WITH exploded as (SELECT
explode(RS_PixelAsPolygons(sedona_tif_raster.raster, 1))
FROM sedona_tif_raster)
SELECT col.geom, col.value, shapes.name, col.x, col.y FROM exploded, sedona_shapes as shapes
WHERE ST_Intersects(col.geom, shapes.geometry) AND shapes.name in ("Yukon-Koyukuk", "Alexandria")
""")
intersect.groupby('name').count().show()
# Using RS_AsRaster on Alaska (+filtering on non null values)
# Yukon-Koyukuk : 1931 px
# Alexandria : 2 px
# The envelope for Yukon-Koyukuk seems correct BUT there are pixels inside that have their value set to 0,
# creating "holes" after value filtering - see map below
rasterized = sedona.sql("""
WITH rasterized AS (SELECT
explode(RS_PixelAsPolygons(RS_AsRaster(shapes.geometry, sedona_tif_raster.raster, "D", true),1))
FROM sedona_shapes as shapes, sedona_tif_raster
WHERE shapes.name in ("Yukon-Koyukuk", "Alexandria")
)
SELECT col.geom, col.value, col.x, col.y
FROM rasterized
WHERE col.value != 0
""")
rasterized.count()
# Map visualisation of my experimentations
m = SedonaKepler.create_map()
SedonaKepler.add_df(m, sedona.sql('select * from sedona_shapes where name in ("Yukon-Koyukuk", "Alexandria")'), name='shapes')
SedonaKepler.add_df(m, intersect, name='intersect')
SedonaKepler.add_df(m, rasterized, name='rasterized')
m
Thank you for your interest in Apache Sedona!
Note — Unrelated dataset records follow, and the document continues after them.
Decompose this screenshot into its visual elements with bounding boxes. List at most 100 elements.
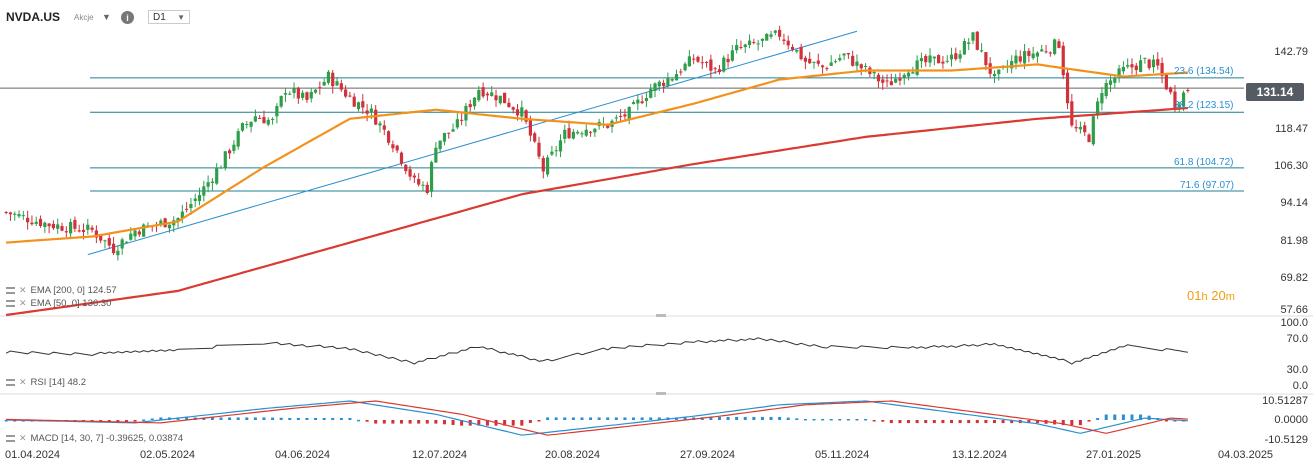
timeframe-value: D1 <box>153 11 166 23</box>
macd-histogram-bar <box>133 420 137 422</box>
candle-body <box>339 83 343 90</box>
symbol-name[interactable]: NVDA.US <box>6 10 61 24</box>
candle-body <box>816 60 820 64</box>
candle-body <box>309 91 313 99</box>
close-icon[interactable]: ✕ <box>19 433 27 443</box>
x-tick: 12.07.2024 <box>412 449 468 461</box>
candle-body <box>47 223 51 227</box>
macd-histogram-bar <box>924 420 928 424</box>
chevron-down-icon: ▼ <box>177 12 185 22</box>
candle-body <box>941 61 945 64</box>
close-icon[interactable]: ✕ <box>19 285 27 295</box>
macd-tick: -10.5129 <box>1264 434 1308 446</box>
macd-histogram-bar <box>150 418 154 420</box>
candle-body <box>739 46 743 48</box>
candle-body <box>1181 92 1186 107</box>
menu-icon[interactable] <box>6 300 15 307</box>
candle-body <box>928 55 932 63</box>
legend-macd[interactable]: ✕ MACD [14, 30, 7] -0.39625, 0.03874 <box>6 433 183 444</box>
candle-body <box>872 71 876 74</box>
macd-histogram-bar <box>623 417 627 420</box>
candle-body <box>730 50 734 61</box>
candle-body <box>773 30 777 33</box>
candle-body <box>34 221 38 224</box>
candle-body <box>1031 53 1035 59</box>
macd-histogram-bar <box>537 420 541 422</box>
candle-body <box>133 230 137 237</box>
candle-body <box>369 108 374 113</box>
macd-histogram-bar <box>382 420 386 424</box>
legend-rsi[interactable]: ✕ RSI [14] 48.2 <box>6 377 86 388</box>
candle-body <box>77 230 81 232</box>
macd-histogram-bar <box>958 420 962 424</box>
current-price-tag: 131.14 <box>1246 83 1304 101</box>
candle-body <box>855 61 859 66</box>
candle-body <box>227 150 232 154</box>
macd-histogram-bar <box>589 417 593 420</box>
macd-histogram-bar <box>322 417 326 420</box>
close-icon[interactable]: ✕ <box>19 298 27 308</box>
candle-body <box>1022 51 1027 64</box>
candle-body <box>984 52 988 66</box>
x-tick: 20.08.2024 <box>545 449 601 461</box>
candle-body <box>704 61 709 63</box>
menu-icon[interactable] <box>6 379 15 386</box>
candle-body <box>554 150 558 152</box>
candle-body <box>485 93 490 96</box>
info-icon[interactable]: i <box>121 11 134 24</box>
macd-histogram-bar <box>210 417 214 420</box>
candle-body <box>700 62 704 64</box>
fib-label: 71.6 (97.07) <box>1180 180 1234 191</box>
macd-histogram-bar <box>950 420 954 424</box>
macd-histogram-bar <box>1070 420 1074 426</box>
candle-body <box>666 78 670 86</box>
candle-body <box>619 115 623 117</box>
candle-body <box>365 110 369 114</box>
candle-body <box>997 69 1001 75</box>
candle-body <box>795 49 799 52</box>
candle-body <box>296 87 300 99</box>
candle-body <box>4 212 8 214</box>
close-icon[interactable]: ✕ <box>19 377 27 387</box>
candle-body <box>1053 39 1057 55</box>
candle-body <box>563 129 567 139</box>
candle-body <box>859 64 863 69</box>
candle-body <box>567 128 571 139</box>
candle-body <box>189 203 193 209</box>
symbol-dropdown-icon[interactable]: ▼ <box>102 12 111 22</box>
candle-body <box>13 213 17 215</box>
candle-body <box>1061 45 1065 76</box>
candle-body <box>571 131 575 139</box>
candle-body <box>520 107 524 117</box>
macd-line <box>6 400 1188 436</box>
timeframe-select[interactable]: D1 ▼ <box>148 10 190 24</box>
candle-body <box>468 104 472 108</box>
candle-body <box>962 41 967 55</box>
candle-body <box>829 62 833 66</box>
macd-histogram-bar <box>339 417 343 420</box>
candle-body <box>21 215 25 217</box>
menu-icon[interactable] <box>6 287 15 294</box>
candle-body <box>498 95 502 104</box>
menu-icon[interactable] <box>6 435 15 442</box>
candle-body <box>129 233 133 240</box>
candle-body <box>292 88 296 93</box>
macd-histogram-bar <box>1087 420 1091 422</box>
candle-body <box>885 80 889 82</box>
macd-histogram-bar <box>477 420 481 426</box>
candle-body <box>460 119 464 121</box>
macd-histogram-bar <box>812 418 816 421</box>
macd-histogram-bar <box>786 417 790 420</box>
legend-ema200[interactable]: ✕ EMA [200, 0] 124.57 <box>6 285 117 296</box>
candle-body <box>979 50 984 52</box>
candle-body <box>180 211 184 219</box>
rsi-tick: 70.0 <box>1286 333 1308 345</box>
y-tick: 81.98 <box>1280 235 1308 247</box>
candle-body <box>1104 82 1108 97</box>
candle-body <box>842 53 846 56</box>
legend-ema50[interactable]: ✕ EMA [50, 0] 136.30 <box>6 298 111 309</box>
candle-body <box>159 220 163 225</box>
candle-body <box>747 40 752 46</box>
macd-histogram-bar <box>4 420 8 422</box>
We appreciate you opening your first issue. Contributions like yours help make Apache Sedona better.
Hi team, Did you get some to look at my question ? Please do let me know if I should provide more details or if you have any hints for me. Thanks!
@timcrouzet thanks. We are looking into this!
Hi @timcrouzet, thanks for raising the issue. The bug should be fixed now.
For your reference, after the fix -
-
Using
rasterstats.zonal_stats-2pxfor Alexandria2810pxfor Yukon-Koyukuk
-
Using
sedona.rs_zonalstats-2pxfor Alexandria2842pxfor Yukon-Koyukuk
@prantogg sorry, I didn't see the bug fix PR on Sedona repo. Can you double check?
Thanks!
Thank you very much guys! I will test this when this gets released.